Depression Cherry is the first—and stronger—of two back-to-back albums Beach House released in 2015. Their fifth album overall and their first since 2012’s Bloom, this is some of Beach House’s finest work, and stays true to the band’s signature lush minimalism. Depression Cherry does stray slightly from the traditional Beach House style, but it’s a subtle shift, not a grand departure. The album is less of an excursion into new sonic territories and more of a refinement of their preexisting sound.

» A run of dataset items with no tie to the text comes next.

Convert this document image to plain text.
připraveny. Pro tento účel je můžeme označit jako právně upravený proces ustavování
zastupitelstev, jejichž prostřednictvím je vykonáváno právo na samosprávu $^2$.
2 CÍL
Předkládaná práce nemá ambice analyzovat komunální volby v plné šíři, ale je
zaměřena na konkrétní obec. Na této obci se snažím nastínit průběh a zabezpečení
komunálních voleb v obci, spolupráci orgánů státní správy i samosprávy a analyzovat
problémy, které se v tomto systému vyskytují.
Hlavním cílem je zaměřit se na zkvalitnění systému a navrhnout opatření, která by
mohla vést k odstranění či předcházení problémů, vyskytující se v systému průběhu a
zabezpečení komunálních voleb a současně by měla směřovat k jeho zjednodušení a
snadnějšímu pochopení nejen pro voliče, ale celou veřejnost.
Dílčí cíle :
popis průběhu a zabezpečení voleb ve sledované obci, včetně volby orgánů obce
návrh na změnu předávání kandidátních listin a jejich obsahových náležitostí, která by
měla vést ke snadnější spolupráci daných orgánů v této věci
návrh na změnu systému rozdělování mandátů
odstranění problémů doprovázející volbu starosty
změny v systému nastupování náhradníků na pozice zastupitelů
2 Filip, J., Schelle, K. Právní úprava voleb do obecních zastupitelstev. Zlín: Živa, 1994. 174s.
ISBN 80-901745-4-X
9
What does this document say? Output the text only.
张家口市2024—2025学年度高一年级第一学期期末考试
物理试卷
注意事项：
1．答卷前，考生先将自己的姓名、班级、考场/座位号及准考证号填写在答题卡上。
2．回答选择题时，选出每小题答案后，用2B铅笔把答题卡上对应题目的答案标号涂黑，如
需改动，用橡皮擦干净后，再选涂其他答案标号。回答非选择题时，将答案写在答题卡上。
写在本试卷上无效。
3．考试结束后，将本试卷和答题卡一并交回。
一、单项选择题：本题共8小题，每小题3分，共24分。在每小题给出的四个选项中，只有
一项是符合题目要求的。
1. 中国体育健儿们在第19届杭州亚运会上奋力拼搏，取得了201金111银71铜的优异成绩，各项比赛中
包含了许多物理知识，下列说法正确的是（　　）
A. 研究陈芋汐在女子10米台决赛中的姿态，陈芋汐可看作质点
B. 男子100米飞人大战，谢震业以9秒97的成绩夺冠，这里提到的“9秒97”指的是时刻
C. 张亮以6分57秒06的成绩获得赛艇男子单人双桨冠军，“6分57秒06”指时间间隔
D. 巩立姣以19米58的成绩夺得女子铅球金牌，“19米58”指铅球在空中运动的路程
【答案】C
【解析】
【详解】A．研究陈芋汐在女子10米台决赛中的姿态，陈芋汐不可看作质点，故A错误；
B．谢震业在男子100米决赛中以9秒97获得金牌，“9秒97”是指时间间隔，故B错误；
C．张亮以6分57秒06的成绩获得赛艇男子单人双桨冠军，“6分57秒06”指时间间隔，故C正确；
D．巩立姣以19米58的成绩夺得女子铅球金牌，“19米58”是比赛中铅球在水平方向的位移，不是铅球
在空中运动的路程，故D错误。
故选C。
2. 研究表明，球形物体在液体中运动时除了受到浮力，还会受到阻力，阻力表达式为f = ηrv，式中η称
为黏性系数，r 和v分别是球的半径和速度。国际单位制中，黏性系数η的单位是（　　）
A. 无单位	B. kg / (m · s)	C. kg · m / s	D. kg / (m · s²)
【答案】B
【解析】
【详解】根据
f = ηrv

Beach House are known for making dream pop with an airy feeling of flight to it. Previously, they have taken to the skies with soaring albums that carry the listener through the clouds on gentle gusts of wind. Depression Cherry makes an overt departure from this style with its opening track, “Levitation.” As the song’s title suggests, Beach House retain their weightlessness, but it’s more controlled here. The music still isn’t grounded, but instead of being swept up to the sky there’s a heightened stillness to it.

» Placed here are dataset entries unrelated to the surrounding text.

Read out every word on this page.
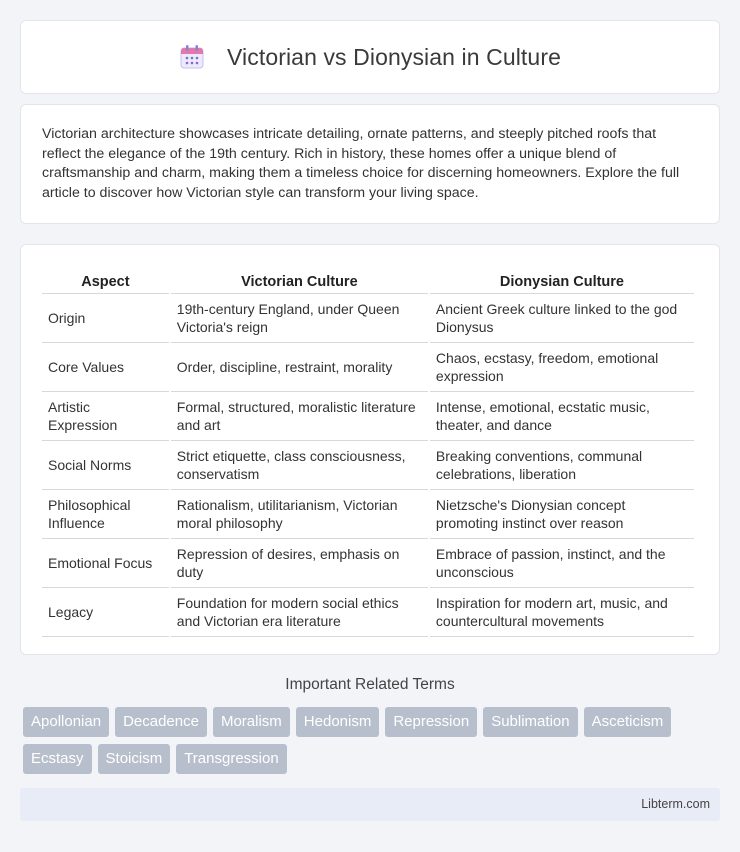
Victorian vs Dionysian in Culture

Victorian architecture showcases intricate detailing, ornate patterns, and steeply pitched roofs that reflect the elegance of the 19th century. Rich in history, these homes offer a unique blend of craftsmanship and charm, making them a timeless choice for discerning homeowners. Explore the full article to discover how Victorian style can transform your living space.

Aspect	Victorian Culture	Dionysian Culture
Origin	19th-century England, under Queen Victoria's reign	Ancient Greek culture linked to the god Dionysus
Core Values	Order, discipline, restraint, morality	Chaos, ecstasy, freedom, emotional expression
Artistic Expression	Formal, structured, moralistic literature and art	Intense, emotional, ecstatic music, theater, and dance
Social Norms	Strict etiquette, class consciousness, conservatism	Breaking conventions, communal celebrations, liberation
Philosophical Influence	Rationalism, utilitarianism, Victorian moral philosophy	Nietzsche's Dionysian concept promoting instinct over reason
Emotional Focus	Repression of desires, emphasis on duty	Embrace of passion, instinct, and the unconscious
Legacy	Foundation for modern social ethics and Victorian era literature	Inspiration for modern art, music, and countercultural movements
Important Related Terms
Apollonian	Decadence	Moralism	Hedonism	Repression	Sublimation	Asceticism
Ecstasy	Stoicism	Transgression
Libterm.com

The songs are still harmonically rich, but the instrumental arrangements are even more spacious and minimalist this time around. Melody is generally provided only from breathy vocals and tranquil guitar ostinatos, which float above a bed of synth harmonies. On “Space Song,” a sliding guitar phrase consisting of only five notes is painted above placid chords; the song’s harmonic rhythm is slow and stately. On “Sparks,” a guitar ostinato outlines a major arpeggio over nearly unintelligible vocals that reverberate through the air. A similar guitar line is drawn overtop the music on “Beyond Love” like a single Jackson Pollock brush stroke across an impressionist painting.

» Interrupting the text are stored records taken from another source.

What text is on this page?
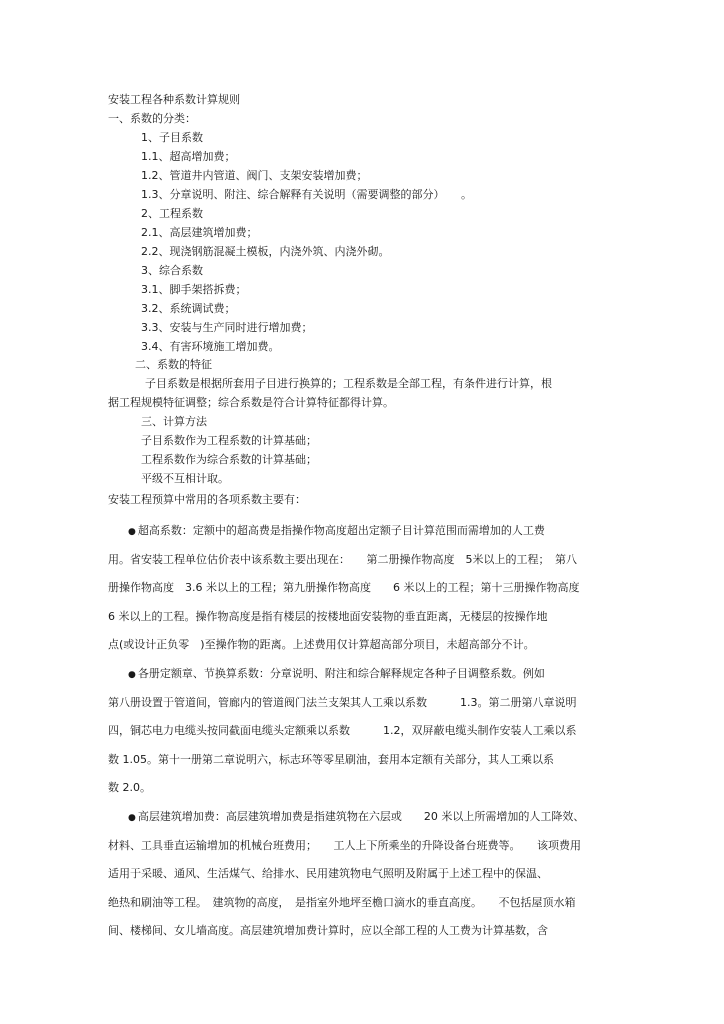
安装工程各种系数计算规则
一、系数的分类：
1、子目系数
1.1、超高增加费；
1.2、管道井内管道、阀门、支架安装增加费；
1.3、分章说明、附注、综合解释有关说明（需要调整的部分）　　。
2、工程系数
2.1、高层建筑增加费；
2.2、现浇钢筋混凝土模板，内浇外筑、内浇外砌。
3、综合系数
3.1、脚手架搭拆费；
3.2、系统调试费；
3.3、安装与生产同时进行增加费；
3.4、有害环境施工增加费。
二、系数的特征
子目系数是根据所套用子目进行换算的；工程系数是全部工程，有条件进行计算，根
据工程规模特征调整；综合系数是符合计算特征都得计算。
三、计算方法
子目系数作为工程系数的计算基础；
工程系数作为综合系数的计算基础；
平级不互相计取。
安装工程预算中常用的各项系数主要有：
● 超高系数：定额中的超高费是指操作物高度超出定额子目计算范围而需增加的人工费
用。省安装工程单位估价表中该系数主要出现在：　　第二册操作物高度　5米以上的工程；　第八
册操作物高度　3.6 米以上的工程；第九册操作物高度　　6 米以上的工程；第十三册操作物高度
6 米以上的工程。操作物高度是指有楼层的按楼地面安装物的垂直距离，无楼层的按操作地
点(或设计正负零　)至操作物的距离。上述费用仅计算超高部分项目，未超高部分不计。
● 各册定额章、节换算系数：分章说明、附注和综合解释规定各种子目调整系数。例如
第八册设置于管道间，管廊内的管道阀门法兰支架其人工乘以系数　　　1.3。第二册第八章说明
四，铜芯电力电缆头按同截面电缆头定额乘以系数　　　1.2，双屏蔽电缆头制作安装人工乘以系
数 1.05。第十一册第二章说明六，标志环等零星刷油，套用本定额有关部分，其人工乘以系
数 2.0。
● 高层建筑增加费：高层建筑增加费是指建筑物在六层或　　20 米以上所需增加的人工降效、
材料、工具垂直运输增加的机械台班费用；　　工人上下所乘坐的升降设备台班费等。　　该项费用
适用于采暖、通风、生活煤气、给排水、民用建筑物电气照明及附属于上述工程中的保温、
绝热和刷油等工程。　建筑物的高度，　是指室外地坪至檐口滴水的垂直高度。　　不包括屋顶水箱
间、楼梯间、女儿墙高度。高层建筑增加费计算时，应以全部工程的人工费为计算基数，含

Every single song on Depression Cherry is in a major key, and listening to the album straight through can be a meditative experience. Its calm, trancelike nature is ideal for music fans who prefer to listen to albums straight rather than cherry pick their favorite songs for separate listening. Depression Cherry doesn’t venture far enough away from the world of Beach House to carve out a new section of the fan base, but it’s fresh enough for preexisting fans to notice a change in the wind and appreciate its uniqueness.